The Confinement of Vortices in Nano-Superconducting Devices

TL;DR

This study explores how 3-D vortices behave in nano-superconducting cylinders, revealing that vortex patterns and phase transitions depend on device size, shape, and magnetic field orientation, with significant surface barrier effects.

Contribution

It provides new insights into vortex confinement and phase transition types in nano-superconductors with cylindrical geometry under different magnetic field orientations.

Findings

Vortex patterns depend on device size and magnetic field orientation.

Nano-cylinders can exhibit first or second order phase transitions.

Giant vortex states emerge under longitudinal magnetic fields.

Abstract

We have investigated the confinement of 3-D vortices in specific cases of Type-II ($\kappa = 2$) nano-superconducting devices.

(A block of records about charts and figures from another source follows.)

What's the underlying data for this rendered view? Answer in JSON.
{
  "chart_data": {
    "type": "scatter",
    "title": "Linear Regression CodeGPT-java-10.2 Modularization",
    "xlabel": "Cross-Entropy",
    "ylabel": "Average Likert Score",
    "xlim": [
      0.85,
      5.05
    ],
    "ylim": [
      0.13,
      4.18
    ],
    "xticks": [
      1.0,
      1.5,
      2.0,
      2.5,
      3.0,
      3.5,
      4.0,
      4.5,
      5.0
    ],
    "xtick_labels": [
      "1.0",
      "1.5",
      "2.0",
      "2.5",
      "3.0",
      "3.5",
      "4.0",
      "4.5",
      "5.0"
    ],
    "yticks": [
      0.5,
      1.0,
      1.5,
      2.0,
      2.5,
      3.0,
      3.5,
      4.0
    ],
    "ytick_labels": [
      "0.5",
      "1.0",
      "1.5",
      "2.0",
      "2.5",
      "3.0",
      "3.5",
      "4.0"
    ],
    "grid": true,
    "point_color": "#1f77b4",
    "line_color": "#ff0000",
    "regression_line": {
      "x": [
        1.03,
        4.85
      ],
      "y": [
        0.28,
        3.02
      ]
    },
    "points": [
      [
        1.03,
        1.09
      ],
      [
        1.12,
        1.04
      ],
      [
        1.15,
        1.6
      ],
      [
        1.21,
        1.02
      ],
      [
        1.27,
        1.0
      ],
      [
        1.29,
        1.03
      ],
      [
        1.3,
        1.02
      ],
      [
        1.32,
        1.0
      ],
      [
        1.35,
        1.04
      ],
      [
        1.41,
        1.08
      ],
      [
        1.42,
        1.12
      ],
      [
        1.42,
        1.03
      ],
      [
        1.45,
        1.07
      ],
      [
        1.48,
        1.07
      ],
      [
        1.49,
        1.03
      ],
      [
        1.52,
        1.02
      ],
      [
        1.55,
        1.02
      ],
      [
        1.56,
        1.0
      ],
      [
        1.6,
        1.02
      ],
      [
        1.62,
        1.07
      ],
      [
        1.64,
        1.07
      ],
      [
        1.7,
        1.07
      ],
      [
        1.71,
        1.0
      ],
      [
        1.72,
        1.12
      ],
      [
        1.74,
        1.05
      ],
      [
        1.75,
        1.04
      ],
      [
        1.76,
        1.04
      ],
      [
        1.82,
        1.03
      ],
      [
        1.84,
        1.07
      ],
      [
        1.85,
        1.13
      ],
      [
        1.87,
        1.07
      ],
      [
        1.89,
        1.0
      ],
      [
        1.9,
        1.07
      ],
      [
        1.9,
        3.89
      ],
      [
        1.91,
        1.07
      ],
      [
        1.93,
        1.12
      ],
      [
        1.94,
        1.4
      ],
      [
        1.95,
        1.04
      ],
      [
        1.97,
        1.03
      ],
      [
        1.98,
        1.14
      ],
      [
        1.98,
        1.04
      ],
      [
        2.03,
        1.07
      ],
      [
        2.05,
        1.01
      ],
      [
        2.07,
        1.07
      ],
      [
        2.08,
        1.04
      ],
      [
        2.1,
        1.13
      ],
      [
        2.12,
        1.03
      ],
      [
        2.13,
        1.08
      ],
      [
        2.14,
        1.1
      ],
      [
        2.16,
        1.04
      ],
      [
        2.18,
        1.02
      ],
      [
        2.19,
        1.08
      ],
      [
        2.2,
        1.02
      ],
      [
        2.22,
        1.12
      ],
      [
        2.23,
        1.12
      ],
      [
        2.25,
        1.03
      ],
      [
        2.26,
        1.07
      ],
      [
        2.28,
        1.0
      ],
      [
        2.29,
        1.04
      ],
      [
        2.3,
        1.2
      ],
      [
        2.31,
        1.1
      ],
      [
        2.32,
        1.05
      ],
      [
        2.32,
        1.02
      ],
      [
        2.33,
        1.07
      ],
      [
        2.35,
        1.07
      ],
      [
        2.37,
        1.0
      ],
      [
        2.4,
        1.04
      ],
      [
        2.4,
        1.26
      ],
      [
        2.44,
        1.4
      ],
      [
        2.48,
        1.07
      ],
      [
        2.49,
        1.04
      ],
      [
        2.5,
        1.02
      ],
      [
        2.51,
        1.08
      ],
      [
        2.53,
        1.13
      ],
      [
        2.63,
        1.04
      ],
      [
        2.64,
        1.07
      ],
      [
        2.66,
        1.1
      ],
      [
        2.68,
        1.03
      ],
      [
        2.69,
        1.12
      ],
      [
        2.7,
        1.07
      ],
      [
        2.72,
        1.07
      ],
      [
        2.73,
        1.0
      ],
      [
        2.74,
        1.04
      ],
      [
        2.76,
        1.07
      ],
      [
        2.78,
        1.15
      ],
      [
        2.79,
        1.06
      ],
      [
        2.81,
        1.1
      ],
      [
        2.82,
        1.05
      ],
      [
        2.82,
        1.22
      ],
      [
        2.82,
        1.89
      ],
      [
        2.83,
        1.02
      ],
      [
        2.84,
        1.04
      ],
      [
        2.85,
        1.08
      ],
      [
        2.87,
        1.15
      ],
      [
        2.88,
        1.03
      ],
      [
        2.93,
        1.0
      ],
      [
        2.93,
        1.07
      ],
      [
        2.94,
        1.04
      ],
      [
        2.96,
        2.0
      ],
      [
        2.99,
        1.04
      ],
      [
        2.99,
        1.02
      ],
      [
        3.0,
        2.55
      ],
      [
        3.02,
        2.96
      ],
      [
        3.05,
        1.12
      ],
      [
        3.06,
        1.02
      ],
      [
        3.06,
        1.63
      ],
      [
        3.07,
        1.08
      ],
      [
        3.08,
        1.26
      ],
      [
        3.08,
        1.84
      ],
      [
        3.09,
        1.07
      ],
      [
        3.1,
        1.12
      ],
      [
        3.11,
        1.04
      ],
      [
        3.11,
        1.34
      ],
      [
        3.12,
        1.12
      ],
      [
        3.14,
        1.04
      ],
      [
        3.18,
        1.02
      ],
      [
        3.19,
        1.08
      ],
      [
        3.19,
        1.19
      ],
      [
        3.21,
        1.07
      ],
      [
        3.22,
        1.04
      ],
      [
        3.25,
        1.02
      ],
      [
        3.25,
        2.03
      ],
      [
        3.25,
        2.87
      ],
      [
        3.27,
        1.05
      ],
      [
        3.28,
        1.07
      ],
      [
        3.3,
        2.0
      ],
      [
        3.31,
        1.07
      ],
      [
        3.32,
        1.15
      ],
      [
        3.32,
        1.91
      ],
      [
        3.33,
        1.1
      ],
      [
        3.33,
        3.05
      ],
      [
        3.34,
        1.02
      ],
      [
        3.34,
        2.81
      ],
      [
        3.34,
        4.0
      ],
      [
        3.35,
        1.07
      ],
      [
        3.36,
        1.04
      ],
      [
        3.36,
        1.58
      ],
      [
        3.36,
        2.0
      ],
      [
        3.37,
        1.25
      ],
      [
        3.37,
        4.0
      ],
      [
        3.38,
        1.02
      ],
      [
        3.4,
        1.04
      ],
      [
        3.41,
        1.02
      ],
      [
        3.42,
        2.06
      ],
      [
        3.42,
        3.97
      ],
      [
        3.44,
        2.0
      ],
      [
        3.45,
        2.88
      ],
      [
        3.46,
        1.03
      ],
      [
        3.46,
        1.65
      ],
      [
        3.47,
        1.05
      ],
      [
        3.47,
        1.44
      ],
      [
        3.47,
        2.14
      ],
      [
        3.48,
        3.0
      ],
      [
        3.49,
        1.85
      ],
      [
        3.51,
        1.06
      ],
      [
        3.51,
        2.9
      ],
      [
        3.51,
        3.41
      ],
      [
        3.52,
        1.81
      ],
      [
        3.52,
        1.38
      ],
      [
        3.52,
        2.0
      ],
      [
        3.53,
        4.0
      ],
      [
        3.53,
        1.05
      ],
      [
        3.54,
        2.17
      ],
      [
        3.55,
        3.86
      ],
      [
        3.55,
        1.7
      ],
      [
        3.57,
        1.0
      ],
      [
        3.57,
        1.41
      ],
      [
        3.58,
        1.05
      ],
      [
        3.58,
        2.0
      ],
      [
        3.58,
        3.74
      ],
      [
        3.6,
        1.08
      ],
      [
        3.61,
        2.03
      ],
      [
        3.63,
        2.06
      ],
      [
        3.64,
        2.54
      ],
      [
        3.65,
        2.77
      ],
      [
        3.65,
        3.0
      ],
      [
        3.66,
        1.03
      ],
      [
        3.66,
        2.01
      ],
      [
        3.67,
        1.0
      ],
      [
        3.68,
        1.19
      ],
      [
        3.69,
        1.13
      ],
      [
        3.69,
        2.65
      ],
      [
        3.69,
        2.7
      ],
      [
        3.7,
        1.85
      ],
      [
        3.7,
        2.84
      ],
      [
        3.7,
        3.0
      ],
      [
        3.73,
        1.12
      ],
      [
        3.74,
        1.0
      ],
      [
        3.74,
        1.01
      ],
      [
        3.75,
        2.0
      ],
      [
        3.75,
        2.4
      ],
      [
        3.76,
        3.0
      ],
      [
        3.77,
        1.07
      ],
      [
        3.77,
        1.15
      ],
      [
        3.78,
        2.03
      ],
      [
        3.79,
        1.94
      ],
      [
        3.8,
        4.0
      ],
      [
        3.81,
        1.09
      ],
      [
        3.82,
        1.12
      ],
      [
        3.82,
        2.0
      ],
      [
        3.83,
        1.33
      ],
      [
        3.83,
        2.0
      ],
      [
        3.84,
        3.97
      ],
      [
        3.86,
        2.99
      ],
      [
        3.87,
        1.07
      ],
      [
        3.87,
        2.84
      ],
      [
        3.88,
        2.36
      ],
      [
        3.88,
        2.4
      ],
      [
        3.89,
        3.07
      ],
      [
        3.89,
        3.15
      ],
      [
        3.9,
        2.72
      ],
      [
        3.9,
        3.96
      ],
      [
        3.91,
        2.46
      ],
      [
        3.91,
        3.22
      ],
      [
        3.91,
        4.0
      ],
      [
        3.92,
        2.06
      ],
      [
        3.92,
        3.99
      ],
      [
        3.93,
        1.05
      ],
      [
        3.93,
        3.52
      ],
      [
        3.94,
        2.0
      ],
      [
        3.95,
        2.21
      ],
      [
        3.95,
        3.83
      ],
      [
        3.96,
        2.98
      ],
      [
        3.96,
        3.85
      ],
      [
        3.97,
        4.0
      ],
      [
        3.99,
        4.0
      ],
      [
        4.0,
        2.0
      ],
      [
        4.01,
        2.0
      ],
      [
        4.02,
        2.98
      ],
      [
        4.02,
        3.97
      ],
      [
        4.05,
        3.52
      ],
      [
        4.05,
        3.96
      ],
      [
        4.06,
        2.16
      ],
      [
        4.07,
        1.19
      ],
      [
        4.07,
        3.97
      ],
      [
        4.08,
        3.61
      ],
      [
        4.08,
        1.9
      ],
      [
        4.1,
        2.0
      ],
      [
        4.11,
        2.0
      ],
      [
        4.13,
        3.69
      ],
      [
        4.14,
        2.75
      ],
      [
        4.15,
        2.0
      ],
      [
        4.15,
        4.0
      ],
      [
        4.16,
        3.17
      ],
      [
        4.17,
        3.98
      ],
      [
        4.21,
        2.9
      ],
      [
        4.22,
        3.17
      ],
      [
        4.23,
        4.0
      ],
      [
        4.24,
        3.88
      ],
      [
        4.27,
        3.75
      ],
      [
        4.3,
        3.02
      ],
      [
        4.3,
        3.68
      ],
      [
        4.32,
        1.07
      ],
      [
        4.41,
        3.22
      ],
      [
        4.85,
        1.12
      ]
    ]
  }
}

The emergent pattern of vortices greatly depends on the orientation of an applied magnetic field (transverse or longitudinal), and the size of the devices (a few coherence lengths $\xi$). Herein, cylindrical geometries are examined. The surface barriers become very significant in these nano-systems, and hence the characteristics of the vortices become highly sensitive to the shape of the system and direction of an applied field. It is observed that nano-cylindrical superconductors, depending on their sizes, can display either first or second order phase transitions, under the influence of a longitudinal field. In the confined geometries, nucleation of a giant vortex state composed of a n-quanta emerges for the longitudinal magnetic field.